Democrats Still Haven’t Learned From Bernie Sanders

The party will continue to lose unless it appeals directly to voters

Sen. Bernie Sanders. Ralph Freso/Getty Images

Sen. Bernie Sanders is the most popular politician in the country. However, rather than embrace the enthusiasm he generates, the Democratic Party has resisted Sanders and progressives.

“There are people who, as I often say, would rather have first class seats going down with the Titanic than change the course of the ship,” Sanders said in a recent interview in response to being asked why the Democratic Party is still run by the people who drove it into the ground during the Obama administration. “There are people who have spent their entire lives in the Democratic Party; there are people who’ve invested a whole lot of money into the Democratic Party. They think the Democratic Party belongs to them. You know, they own a home, they may own a boat, they may own the Democratic Party.”

This attitude that the Democratic Party should be treated as a corporation rather than as an infrastructure for promoting democracy is perpetuated by the party’s establishment. In an April 2017 hearing for a class action lawsuit filed against the DNC for rigging the presidential primaries, DNC attorneys argued that the Democratic Party has the right to pick candidates in backrooms.

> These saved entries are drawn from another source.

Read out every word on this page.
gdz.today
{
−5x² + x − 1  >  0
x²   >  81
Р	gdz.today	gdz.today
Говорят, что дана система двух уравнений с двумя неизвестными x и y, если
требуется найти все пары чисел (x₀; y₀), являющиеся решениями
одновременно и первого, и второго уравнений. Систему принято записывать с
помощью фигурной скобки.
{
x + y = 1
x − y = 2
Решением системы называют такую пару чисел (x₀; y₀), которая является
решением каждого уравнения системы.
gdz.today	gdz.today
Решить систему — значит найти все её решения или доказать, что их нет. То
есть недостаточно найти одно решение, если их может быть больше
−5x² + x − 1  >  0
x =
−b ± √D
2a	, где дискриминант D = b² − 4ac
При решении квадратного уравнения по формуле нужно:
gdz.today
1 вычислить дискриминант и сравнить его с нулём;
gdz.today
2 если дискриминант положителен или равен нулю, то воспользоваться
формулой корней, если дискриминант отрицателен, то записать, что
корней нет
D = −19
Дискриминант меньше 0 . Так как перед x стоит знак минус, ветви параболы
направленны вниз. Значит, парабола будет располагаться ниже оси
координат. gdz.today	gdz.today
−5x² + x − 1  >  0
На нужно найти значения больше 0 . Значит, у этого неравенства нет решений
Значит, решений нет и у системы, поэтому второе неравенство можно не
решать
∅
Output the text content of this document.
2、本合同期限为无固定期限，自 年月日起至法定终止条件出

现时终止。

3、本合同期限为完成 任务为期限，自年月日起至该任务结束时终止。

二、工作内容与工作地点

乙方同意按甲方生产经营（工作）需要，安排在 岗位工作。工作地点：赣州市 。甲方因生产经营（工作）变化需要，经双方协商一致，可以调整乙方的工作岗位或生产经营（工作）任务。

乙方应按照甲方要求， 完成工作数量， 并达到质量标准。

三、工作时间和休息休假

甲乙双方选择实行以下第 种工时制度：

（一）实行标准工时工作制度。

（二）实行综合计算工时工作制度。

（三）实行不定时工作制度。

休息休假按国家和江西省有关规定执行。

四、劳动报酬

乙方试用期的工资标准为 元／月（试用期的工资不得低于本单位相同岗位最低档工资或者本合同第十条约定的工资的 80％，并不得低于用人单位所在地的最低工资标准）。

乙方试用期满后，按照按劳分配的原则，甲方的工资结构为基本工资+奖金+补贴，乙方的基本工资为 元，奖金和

“Parties are like apartments,” MSNBC’s Joy Reid tweeted criticizing Sanders’ and his supporters’ efforts to change the Democratic Party from within. “You chip in or you’re a visitor. Feel free to bring wine when you drop by but don’t tell me how to decorate.”

These attitudes are reminiscent of when Hillary Clinton called Donald Trump’s supporters a “basket of deplorables” and implied that Bernie Sanders’ voters are basement-dwelling Millennials. The Democratic Party still operates on the premise that voters owe them their votes, but votes are meant to be earned. The Democratic Party shames voters who don’t vote their way, such as how they categorize Trump supporters as racist and call Sanders supporters Bernie Bros.

Sanders’ grassroots style of campaigning is based on the notion that voters need to hear directly from the candidate on issues that matter to them. After Hillary Clinton lost the 2016 presidential election to Donald Trump, Barack Obama advocated a similar idea.

“One of the issues the Democrats have to be clear on is, given population distribution across the country, we have to compete everywhere. We have to show up everywhere. We have to work at a grassroots level, something that’s been a running thread in my career,” Obama told reporters in November 2016. “You know, I won Iowa not because the demographics dictated that I would win Iowa. It was because I spent 87 days going to every small town and fair and fish fry and VFW hall, and there were some counties where I might have lost, but maybe I lost by 20 points instead of 50 points.”

In the recent special congressional election in Georgia, the DCCC and consultants completely ignored this reality. Instead, they poured millions of dollars into the race, much of it spent on consultants and out-of-touch campaign advertisements. Once ballots were cast, the Democratic candidate performed even worse than Hillary Clinton did in 2016. Democrats must abandon their campaign strategy of attacking Trump and instead must push forth their own policies and ideals. Until then, the party will continue to lose.